Friday, January 28, 2005

There are still people in the mainstream media who profess bewilderment they are accused of bias. But you need look no further than reporting on the war in Iraq to see the bias staring you in the face, day after day, on the Page One of the New York Times and in much of the rest of the media.

If a battle ends with Americans killing 100 guerrillas and terrorists, while sustaining 10 fatalities, that is an American victory. But not in the mainstream media. The headline is more likely to read: “Ten more Americans killed in Iraq today.”

This kind of journalism can turn victory into defeat in print or on TV. Kept up long enough, it can even end up in real defeat, when support for the war collapses at home and abroad.



One of the biggest American victories during the World War II was called “the great Marianas turkey shoot” because American fighter pilots shot down more than 340 Japanese planes over the Marianas Islands while losing only 30 American planes. But what if current reporting practices had been used back then?

The story, as printed and broadcast, could have been: “Today 18 American pilots were killed and five more severely wounded, as the Japanese blasted more than two-dozen American planes out of the sky.” A steady diet of such one-sided reporting and our whole war effort against Japan might have collapsed.

Whether the one-sided reporting of the Vietnam War was a factor in the American defeat once was a matter of controversy. But, in recent years, high officials of Vietnam’s communist government have themselves admitted they lost the war on the battlefields but won it in the U.S. media and on the streets of America, where political pressures from the antiwar movement threw away the victory for which thousands of American lives had been sacrificed.

Too many in the media today regard the reporting of the Vietnam War as one of their greatest triumphs. It certainly showed the power of the media — but also its irresponsibility. Some in the media today seem determined to recapture those glory days by how they report on events in the Iraq war.

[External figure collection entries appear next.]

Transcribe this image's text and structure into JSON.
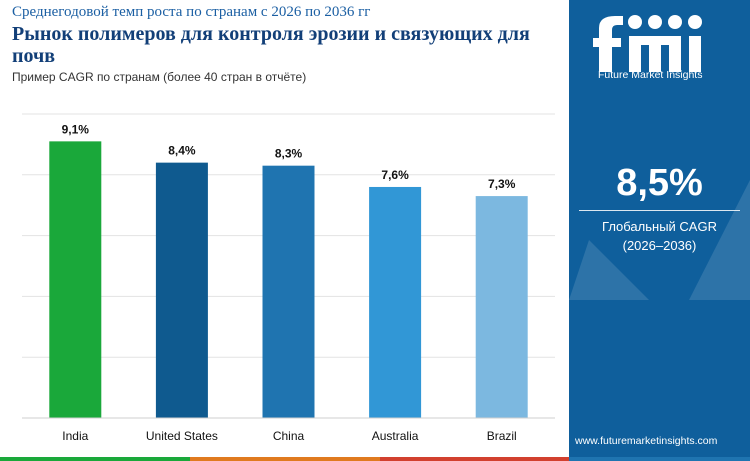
{
  "header": {
    "kicker": "Среднегодовой темп роста по странам с 2026 по 2036 гг",
    "title": "Рынок полимеров для контроля эрозии и связующих для почв",
    "subtitle": "Пример CAGR по странам (более 40 стран в отчёте)"
  },
  "chart_data": {
    "type": "bar",
    "categories": [
      "India",
      "United States",
      "China",
      "Australia",
      "Brazil"
    ],
    "values": [
      9.1,
      8.4,
      8.3,
      7.6,
      7.3
    ],
    "value_labels": [
      "9,1%",
      "8,4%",
      "8,3%",
      "7,6%",
      "7,3%"
    ],
    "bar_colors": [
      "#1aa83a",
      "#0f5a8f",
      "#1f74b0",
      "#3197d6",
      "#7cb8e0"
    ],
    "ylim": [
      0,
      10
    ],
    "grid": true,
    "title": "",
    "xlabel": "",
    "ylabel": ""
  },
  "panel": {
    "logo_letters": "fmi",
    "logo_name": "Future Market Insights",
    "global_value": "8,5%",
    "global_label": "Глобальный CAGR",
    "global_period": "(2026–2036)",
    "website": "www.futuremarketinsights.com"
  },
  "colors": {
    "panel_bg": "#0f5f9c",
    "title": "#123f78",
    "kicker": "#1b5fa3",
    "strip": [
      "#1aa83a",
      "#e07a1f",
      "#d2402f",
      "#1f74b0"
    ]
  }
}
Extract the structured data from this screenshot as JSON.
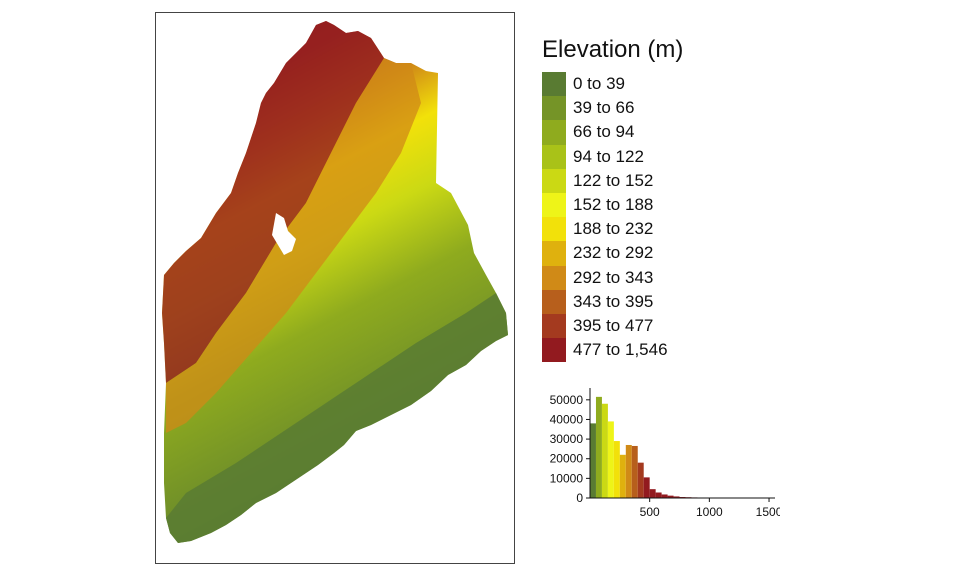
{
  "legend": {
    "title": "Elevation (m)",
    "classes": [
      {
        "label": "0 to 39",
        "color": "#597b32"
      },
      {
        "label": "39 to 66",
        "color": "#759427"
      },
      {
        "label": "66 to 94",
        "color": "#8fab1e"
      },
      {
        "label": "94 to 122",
        "color": "#a9c218"
      },
      {
        "label": "122 to 152",
        "color": "#cbd914"
      },
      {
        "label": "152 to 188",
        "color": "#eef418"
      },
      {
        "label": "188 to 232",
        "color": "#f2e10a"
      },
      {
        "label": "232 to 292",
        "color": "#dfb10e"
      },
      {
        "label": "292 to 343",
        "color": "#d08a17"
      },
      {
        "label": "343 to 395",
        "color": "#b75f1c"
      },
      {
        "label": "395 to 477",
        "color": "#a43a1f"
      },
      {
        "label": "477 to 1,546",
        "color": "#921a1f"
      }
    ]
  },
  "chart_data": {
    "type": "bar",
    "x": [
      0,
      50,
      100,
      150,
      200,
      250,
      300,
      350,
      400,
      450,
      500,
      550,
      600,
      650,
      700,
      750,
      800,
      850,
      900,
      950,
      1000,
      1050,
      1100,
      1150,
      1200,
      1250,
      1300,
      1350,
      1400,
      1450
    ],
    "values": [
      38000,
      51500,
      48000,
      39000,
      29000,
      22000,
      27000,
      26500,
      18000,
      10500,
      4500,
      2800,
      1800,
      1200,
      800,
      500,
      400,
      300,
      200,
      150,
      120,
      100,
      80,
      60,
      50,
      40,
      30,
      20,
      10,
      5
    ],
    "bar_colors": [
      "#597b32",
      "#8fab1e",
      "#cbd914",
      "#eef418",
      "#f2e10a",
      "#dfb10e",
      "#d08a17",
      "#b75f1c",
      "#a43a1f",
      "#921a1f",
      "#921a1f",
      "#921a1f",
      "#921a1f",
      "#921a1f",
      "#921a1f",
      "#921a1f",
      "#921a1f",
      "#921a1f",
      "#921a1f",
      "#921a1f",
      "#921a1f",
      "#921a1f",
      "#921a1f",
      "#921a1f",
      "#921a1f",
      "#921a1f",
      "#921a1f",
      "#921a1f",
      "#921a1f",
      "#921a1f"
    ],
    "xticks": [
      500,
      1000,
      1500
    ],
    "xtick_labels": [
      "500",
      "1000",
      "1500"
    ],
    "yticks": [
      0,
      10000,
      20000,
      30000,
      40000,
      50000
    ],
    "ytick_labels": [
      "0",
      "10000",
      "20000",
      "30000",
      "40000",
      "50000"
    ],
    "xlim": [
      0,
      1550
    ],
    "ylim": [
      0,
      55000
    ],
    "xlabel": "",
    "ylabel": "",
    "grid": false
  }
}
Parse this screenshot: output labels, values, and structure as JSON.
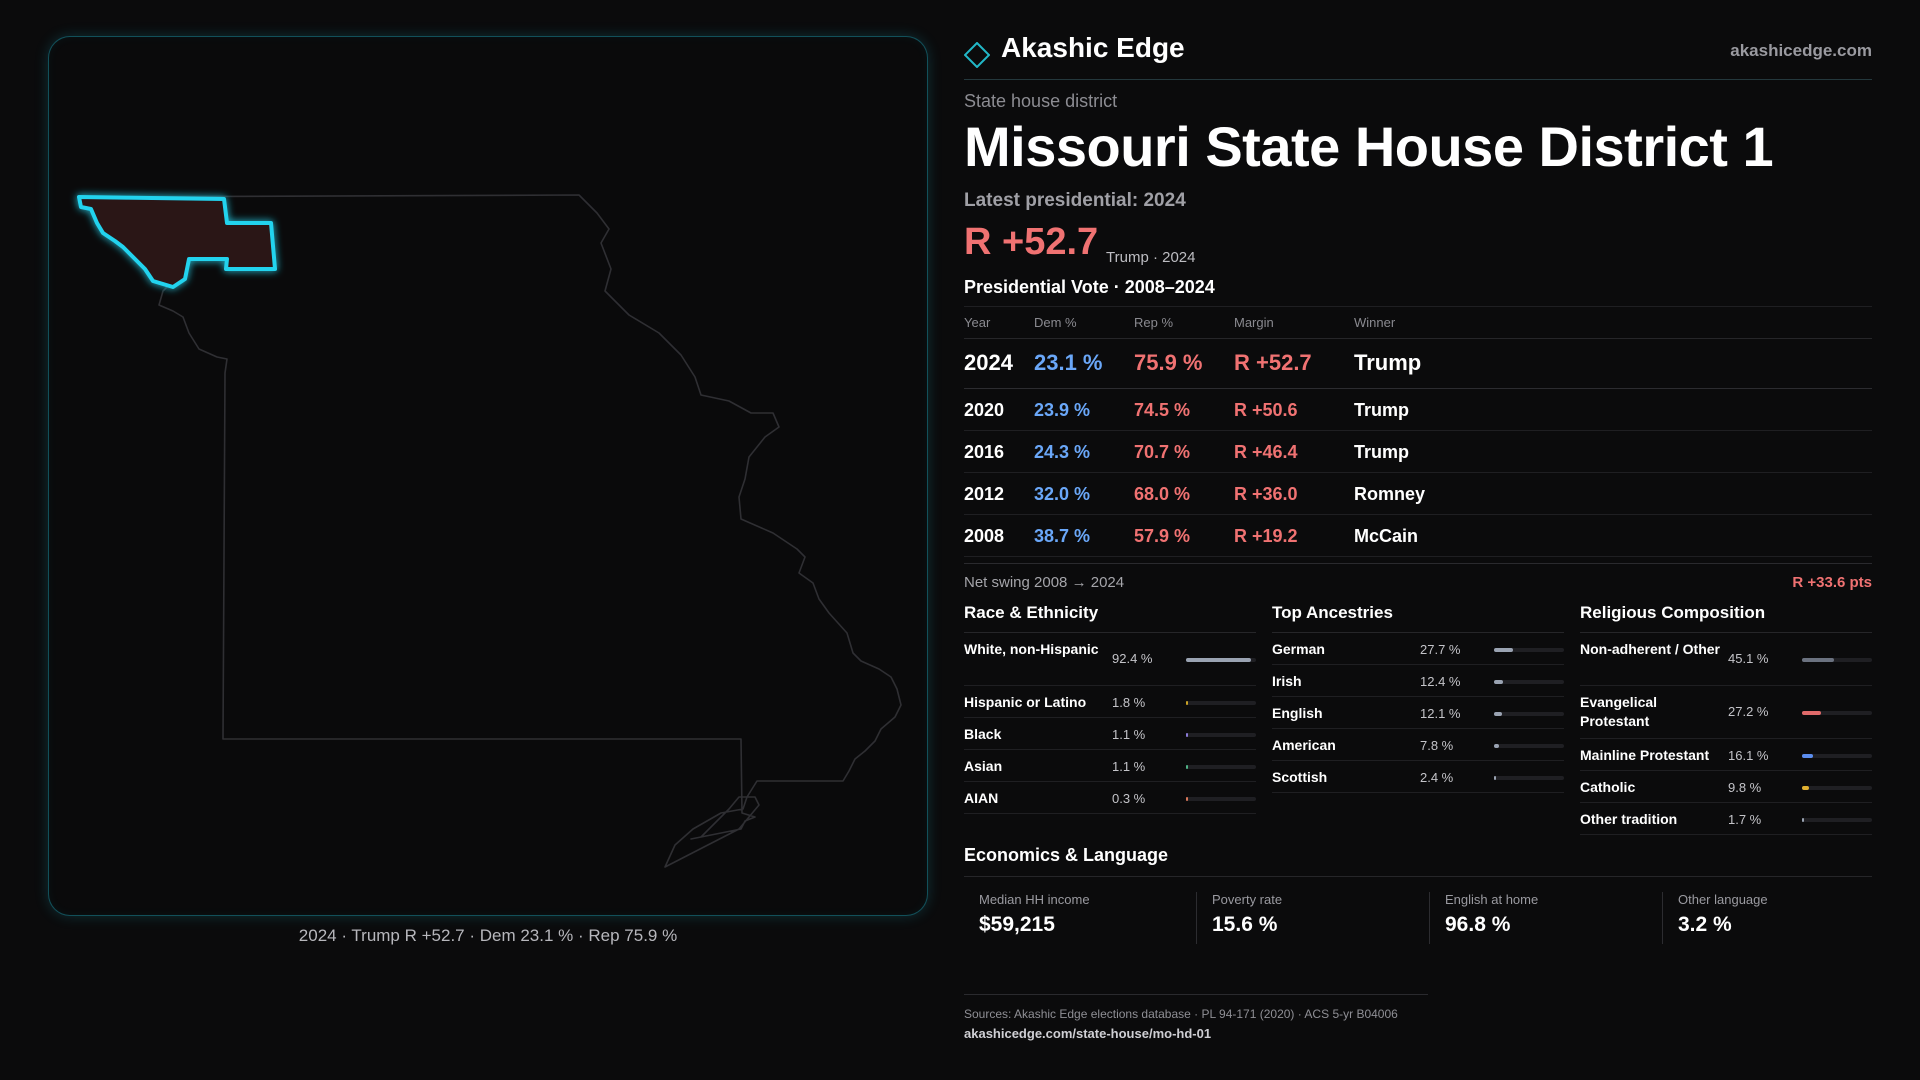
{
  "brand": {
    "name": "Akashic Edge",
    "url": "akashicedge.com"
  },
  "kicker": "State house district",
  "title": "Missouri State House District 1",
  "latest_label": "Latest presidential: 2024",
  "headline_margin": "R +52.7",
  "headline_sub": "Trump · 2024",
  "map_caption": "2024 · Trump R +52.7 · Dem 23.1 % · Rep 75.9 %",
  "presidential": {
    "title": "Presidential Vote · 2008–2024",
    "headers": {
      "year": "Year",
      "dem": "Dem %",
      "rep": "Rep %",
      "margin": "Margin",
      "winner": "Winner"
    },
    "rows": [
      {
        "year": "2024",
        "dem": "23.1 %",
        "rep": "75.9 %",
        "margin": "R +52.7",
        "winner": "Trump"
      },
      {
        "year": "2020",
        "dem": "23.9 %",
        "rep": "74.5 %",
        "margin": "R +50.6",
        "winner": "Trump"
      },
      {
        "year": "2016",
        "dem": "24.3 %",
        "rep": "70.7 %",
        "margin": "R +46.4",
        "winner": "Trump"
      },
      {
        "year": "2012",
        "dem": "32.0 %",
        "rep": "68.0 %",
        "margin": "R +36.0",
        "winner": "Romney"
      },
      {
        "year": "2008",
        "dem": "38.7 %",
        "rep": "57.9 %",
        "margin": "R +19.2",
        "winner": "McCain"
      }
    ]
  },
  "swing": {
    "label": "Net swing 2008 → 2024",
    "value": "R +33.6 pts"
  },
  "race": {
    "title": "Race & Ethnicity",
    "items": [
      {
        "label": "White, non-Hispanic",
        "value": "92.4 %",
        "share": 0.924,
        "color": "#9aa3b2"
      },
      {
        "label": "Hispanic or Latino",
        "value": "1.8 %",
        "share": 0.018,
        "color": "#c9a227"
      },
      {
        "label": "Black",
        "value": "1.1 %",
        "share": 0.011,
        "color": "#8b7bd8"
      },
      {
        "label": "Asian",
        "value": "1.1 %",
        "share": 0.011,
        "color": "#4fb286"
      },
      {
        "label": "AIAN",
        "value": "0.3 %",
        "share": 0.003,
        "color": "#d9785a"
      }
    ]
  },
  "ancestry": {
    "title": "Top Ancestries",
    "items": [
      {
        "label": "German",
        "value": "27.7 %",
        "share": 0.277,
        "color": "#9aa3b2"
      },
      {
        "label": "Irish",
        "value": "12.4 %",
        "share": 0.124,
        "color": "#9aa3b2"
      },
      {
        "label": "English",
        "value": "12.1 %",
        "share": 0.121,
        "color": "#9aa3b2"
      },
      {
        "label": "American",
        "value": "7.8 %",
        "share": 0.078,
        "color": "#9aa3b2"
      },
      {
        "label": "Scottish",
        "value": "2.4 %",
        "share": 0.024,
        "color": "#9aa3b2"
      }
    ]
  },
  "religion": {
    "title": "Religious Composition",
    "items": [
      {
        "label": "Non-adherent / Other",
        "value": "45.1 %",
        "share": 0.451,
        "color": "#6b7280"
      },
      {
        "label": "Evangelical Protestant",
        "value": "27.2 %",
        "share": 0.272,
        "color": "#e06a6a"
      },
      {
        "label": "Mainline Protestant",
        "value": "16.1 %",
        "share": 0.161,
        "color": "#5b8def"
      },
      {
        "label": "Catholic",
        "value": "9.8 %",
        "share": 0.098,
        "color": "#e0b030"
      },
      {
        "label": "Other tradition",
        "value": "1.7 %",
        "share": 0.017,
        "color": "#9aa3b2"
      }
    ]
  },
  "economics": {
    "title": "Economics & Language",
    "items": [
      {
        "label": "Median HH income",
        "value": "$59,215"
      },
      {
        "label": "Poverty rate",
        "value": "15.6 %"
      },
      {
        "label": "English at home",
        "value": "96.8 %"
      },
      {
        "label": "Other language",
        "value": "3.2 %"
      }
    ]
  },
  "footer": {
    "sources": "Sources: Akashic Edge elections database · PL 94-171 (2020) · ACS 5-yr B04006",
    "url": "akashicedge.com/state-house/mo-hd-01"
  },
  "colors": {
    "highlight": "#22d3ee",
    "republican": "#f07272",
    "democrat": "#6aa7f8"
  }
}
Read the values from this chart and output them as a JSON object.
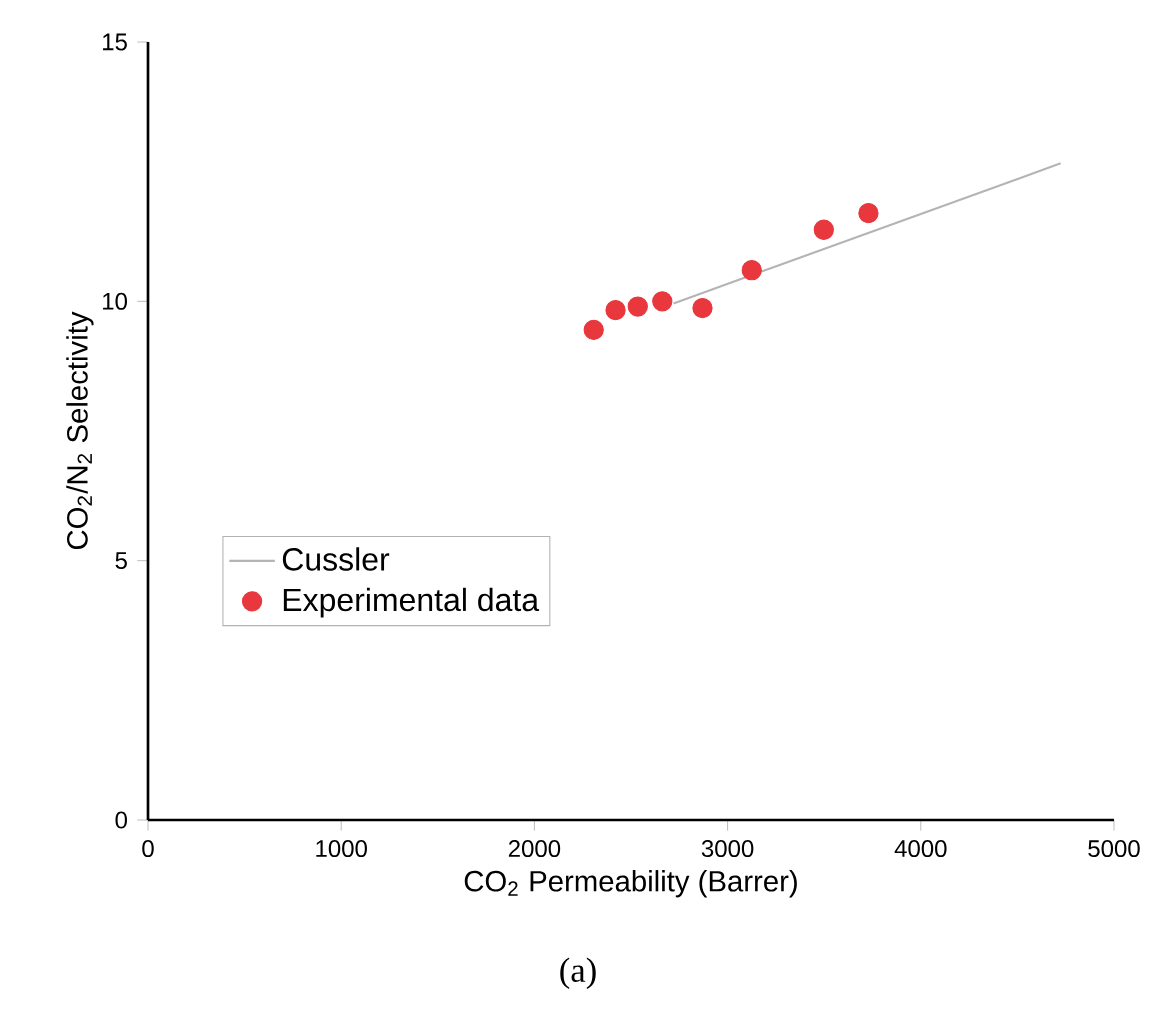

First, there is the mainstream media’s almost exclusive focus on American casualties in Iraq, with little or no attention given the often much larger casualties inflicted on the guerrillas and terrorists from inside and outside Iraq.

Since terrorists are pouring into Iraq in response to calls from international terrorist networks, the number killed is especially important, for these are people who will no longer be able to launch more attacks on American soil. Iraq has become a magnet for enemies of the United States, a place where they can be killed wholesale, thousands of miles away.

With all the turmoil and bloodshed in Iraq, both military and civilian personnel returning from that country are increasingly expressing amazement at the difference between what they themselves have seen and the far worse, one-sided picture the media present to the public here.

Our media cannot even call terrorists terrorists but instead give these cutthroats the bland name “insurgents.” You might think these were like the underground fighters in Nazi-occupied Europe during World War II.

The most obvious difference is that the European underground did not go about targeting innocent civilians. As for the Nazis, they tried to deny the atrocities they committed. But today the “insurgents” in Iraq are proud of their barbarism, videotape it and publicize it — often with the help of the Western media.

Real insurgents want to get the occupying power out of their country. But the fastest way to get Americans out of Iraq would be to do the opposite of what these “insurgents” are doing. Just by letting peace and order return, those who want to see American troops gone would speed their departure.

The United States has voluntarily pulled out of conquered territory all around the world, including neighboring Kuwait after the first Gulf war. But the guerrillas’ and terrorists’ real goal is to prevent democracy from arising in the Middle East.

Still, much of the Western media cannot call a spade a spade. The Fourth Estate sometimes seems more like a Fifth Column.

Thomas Sowell is a nationally syndicated columnist.